Deus é o único dono da vida
Três dias depois, ao término da audiência geral de 18 de abril de 2018, Francisco fez um novo apelo:
“Chamo a atenção novamente sobre Vincent Lambert e sobre o pequeno Alfie Evans, e gostaria de reiterar e fortemente confirmar que o único dono da vida, do início até o fim natural, é Deus! E nosso dever, nosso dever é fazer de tudo para tutelar a vida.”
O papa Francisco, na esteira de seus predecessores, sempre teve palavras claras sobre o respeito pela vida, em todos os seus sentidos. Em 5 de junho passado, dirigindo o pensamento e a oração a Noa Pothoven, a jovem de 17 anos holandesa que escolheu morrer acompanhada por médicos especializados em suicídio assistido, afirmara em outro tuíte:
“A eutanásia e o suicídio assistido são uma derrota para todos. A resposta à qual somos chamados é jamais abandonar quem sofre, não resignar-se, mas cuidar e amar para dar novamente a esperança.”

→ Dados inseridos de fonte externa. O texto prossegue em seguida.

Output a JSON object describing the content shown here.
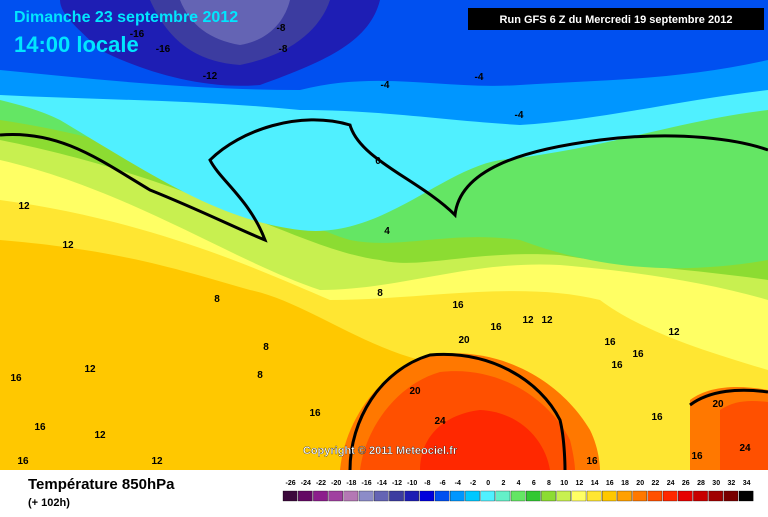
{
  "header": {
    "date": "Dimanche 23 septembre 2012",
    "time": "14:00 locale",
    "run": "Run GFS 6 Z du Mercredi 19 septembre 2012"
  },
  "footer": {
    "title": "Température 850hPa",
    "subtitle": "(+ 102h)",
    "copyright": "Copyright © 2011 Meteociel.fr"
  },
  "scale": {
    "values": [
      -26,
      -24,
      -22,
      -20,
      -18,
      -16,
      -14,
      -12,
      -10,
      -8,
      -6,
      -4,
      -2,
      0,
      2,
      4,
      6,
      8,
      10,
      12,
      14,
      16,
      18,
      20,
      22,
      24,
      26,
      28,
      30,
      32,
      34
    ],
    "colors": [
      "#3c0a3c",
      "#640a64",
      "#8c1e8c",
      "#a040a0",
      "#b478b4",
      "#8c8cc8",
      "#6464b4",
      "#3c3ca0",
      "#1e1eb4",
      "#0000dc",
      "#0050f0",
      "#0096ff",
      "#00c8ff",
      "#50f0ff",
      "#64f0c8",
      "#64e664",
      "#32c832",
      "#8cdc32",
      "#c8f050",
      "#ffff64",
      "#ffe632",
      "#ffc800",
      "#ffa000",
      "#ff7800",
      "#ff5000",
      "#ff2800",
      "#e60000",
      "#c80000",
      "#a00000",
      "#780000",
      "#000000"
    ]
  },
  "contour_labels": [
    -16,
    -16,
    -8,
    -8,
    -12,
    -4,
    -4,
    -4,
    0,
    4,
    8,
    8,
    8,
    8,
    12,
    12,
    12,
    12,
    12,
    12,
    12,
    12,
    16,
    16,
    16,
    16,
    16,
    16,
    16,
    16,
    16,
    16,
    16,
    16,
    20,
    20,
    20,
    24,
    24
  ]
}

Santa Sé: alimentar e hidratar enfermo é dever irrenunciável
Por fim, recordamos também o comunicado conjunto sobre o caso, feito pelo prefeito do Dicastério para os Leigos, a Família e a Vida, cardeal Kevin Farrell, e pelo presidente da Pontifícia Academia para a Vida, dom Vincenzo Paglia, no qual reiteraram que “a interrupção da alimentação e da hidratação comporta grave violação da dignidade da pessoa”, contestando a decisão dos médicos de Reims que definiram “insensata obstinação” manter Vincent em vida:
Efetivamente, o ‘estado vegetativo é estado patológico certamente gravoso, que todavia não compromete de modo algum a dignidade das pessoas que se encontram nesta condição, nem seus direitos fundamentais à vida e aos cuidados, entendidos como continuidade da assistência humana de base. A alimentação e hidratação constituem uma forma de cuidado essencial sempre proporcionada à conservação da vida: alimentar um enfermo jamais constitui uma forma de insensata obstinação terapêutica, enquanto o organismo da pessoa é capaz de absorver alimentação e hidratação, a não ser que provoque sofrimentos intoleráveis ou resultados danosos para o paciente. A suspensão de tais cuidados representa, ao invés, uma forma de abandono do enfermo, fundado num juízo impiedoso sobre a qualidade de sua vida, expressão de uma cultura do descarte que seleciona as pessoas mais frágeis e indefesas, sem reconhecer sua unicidade e imenso valor. A continuidade da assistência é um dever irrenunciável.